When all the fuel has been burnt at time $t^*$,

$m(t^*) = (1-\epsilon) m_0 + P$.

That is:

$m_0 + P - \alpha + \alpha e^{-kt^*} = (1-\epsilon) m_0 + P\quad\quad\quad(3)$.

Solve (3) for $t^*$,

$t^* = -\frac{1}{k}\log(1-\frac{\epsilon m_0}{\alpha})$

Integrate (2) from $0$ to $t^*$, we have

$v(t^*) - v(0) = -c \log(m_0+P-\alpha + \alpha e^{-kt}) \bigg|_{0}^{t^*}- gt\bigg|_{0}^{t^*}$

Since $v(0) = 0$,

$v(t^*) = -c \log(\frac{m_0 + P -\alpha + \alpha e^{(-k) \cdot ({-\frac{1}{k}\log(1-\frac{\epsilon m_0}{\alpha}))}}} {m_0 + P -\alpha + \alpha e^{-k\cdot 0}}) - g\cdot( -\frac{1}{k}\log(1-\frac{\epsilon m_0}{\alpha}) - 0)$

$= -c \log(\frac{m_0+P-\alpha +\alpha (1-\frac{\epsilon m_0}{\alpha})}{m_0+P}) + \frac{g}{k}\log(1-\frac{\epsilon m_0}{\alpha})$

$= -c \log(\frac{m_0+P-{\epsilon m_0})}{m_0+P}) + \frac{g}{k}\log(1-\frac{\epsilon m_0}{\alpha})$

gives the final speed

$v(t^*) = -c \log(1-\frac{\epsilon m_0}{m_0+P}) + \frac{g}{k}\log(1-\frac{\epsilon m_0}{\alpha})$

Exercise 1. Using Omega CAS Explorer, solve $(1), (2), (3)$ for $m(t), v(t), t^*$ respectively.

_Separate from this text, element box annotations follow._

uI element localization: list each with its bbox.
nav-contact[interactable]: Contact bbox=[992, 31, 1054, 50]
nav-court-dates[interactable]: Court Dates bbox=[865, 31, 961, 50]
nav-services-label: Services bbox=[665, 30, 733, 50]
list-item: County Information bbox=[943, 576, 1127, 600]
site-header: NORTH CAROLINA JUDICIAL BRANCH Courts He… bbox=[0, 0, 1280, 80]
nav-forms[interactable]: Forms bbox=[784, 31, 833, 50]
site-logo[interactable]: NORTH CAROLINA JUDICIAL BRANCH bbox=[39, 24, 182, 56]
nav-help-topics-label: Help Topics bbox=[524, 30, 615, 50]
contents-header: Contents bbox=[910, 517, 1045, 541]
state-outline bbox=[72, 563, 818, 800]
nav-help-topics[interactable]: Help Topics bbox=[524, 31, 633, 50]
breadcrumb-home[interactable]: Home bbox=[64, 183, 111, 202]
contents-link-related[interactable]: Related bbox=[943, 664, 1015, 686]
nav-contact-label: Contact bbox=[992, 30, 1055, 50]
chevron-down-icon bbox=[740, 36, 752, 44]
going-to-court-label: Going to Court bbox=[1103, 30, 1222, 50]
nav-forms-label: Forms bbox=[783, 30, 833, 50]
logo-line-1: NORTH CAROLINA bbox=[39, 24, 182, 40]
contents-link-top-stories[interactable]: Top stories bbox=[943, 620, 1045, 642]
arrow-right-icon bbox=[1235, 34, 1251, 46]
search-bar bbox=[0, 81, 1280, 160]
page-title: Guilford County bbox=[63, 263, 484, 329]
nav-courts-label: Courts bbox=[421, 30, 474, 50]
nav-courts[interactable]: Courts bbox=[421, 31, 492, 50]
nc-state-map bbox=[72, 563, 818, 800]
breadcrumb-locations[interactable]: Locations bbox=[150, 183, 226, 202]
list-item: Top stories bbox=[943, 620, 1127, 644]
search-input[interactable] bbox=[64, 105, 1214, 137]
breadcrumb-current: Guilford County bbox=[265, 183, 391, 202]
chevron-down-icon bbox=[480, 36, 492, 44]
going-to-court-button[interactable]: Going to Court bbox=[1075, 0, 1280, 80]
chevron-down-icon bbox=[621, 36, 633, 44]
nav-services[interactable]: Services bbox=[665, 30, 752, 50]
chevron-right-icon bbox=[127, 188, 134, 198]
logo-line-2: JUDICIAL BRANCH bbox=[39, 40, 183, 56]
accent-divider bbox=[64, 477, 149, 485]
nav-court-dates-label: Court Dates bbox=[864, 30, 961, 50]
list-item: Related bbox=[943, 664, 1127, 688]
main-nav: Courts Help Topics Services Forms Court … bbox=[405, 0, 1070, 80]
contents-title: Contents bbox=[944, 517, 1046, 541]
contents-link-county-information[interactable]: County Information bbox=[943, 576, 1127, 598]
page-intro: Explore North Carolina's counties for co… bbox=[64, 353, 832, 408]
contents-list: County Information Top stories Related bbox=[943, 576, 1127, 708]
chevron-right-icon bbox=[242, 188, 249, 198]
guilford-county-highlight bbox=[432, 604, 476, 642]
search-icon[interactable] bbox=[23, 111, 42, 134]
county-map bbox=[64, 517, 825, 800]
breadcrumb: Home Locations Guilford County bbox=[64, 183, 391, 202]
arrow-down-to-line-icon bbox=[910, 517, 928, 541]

Exercise 2. Before firing, a single stage rocket has total mass $m_0$, which comprises the casing, instruments etc, with mass $m_c$, and the fuel. The fuel is programmed to burn and to be ejected at a variable rate such that the total mass of the rocket $m(t)$ at any time $t$, during which the fuel is being burnt, is given by

$m(t) = m_0 e^{\frac{-kt}{m_0}}$

where $k$ is a constant.

The rocket is launched vertically from rest. Neglect all external forces except gravity, show that the height $h$ attained at the instant the fuel is fully consumed is

$h = \frac{1}{2}(\frac{m_0}{k} \cdot \log{\frac{m_0}{m_c}})^2(\frac{ck}{m_0}-g)$

$c$ being the exhaust speed relative to the rocket.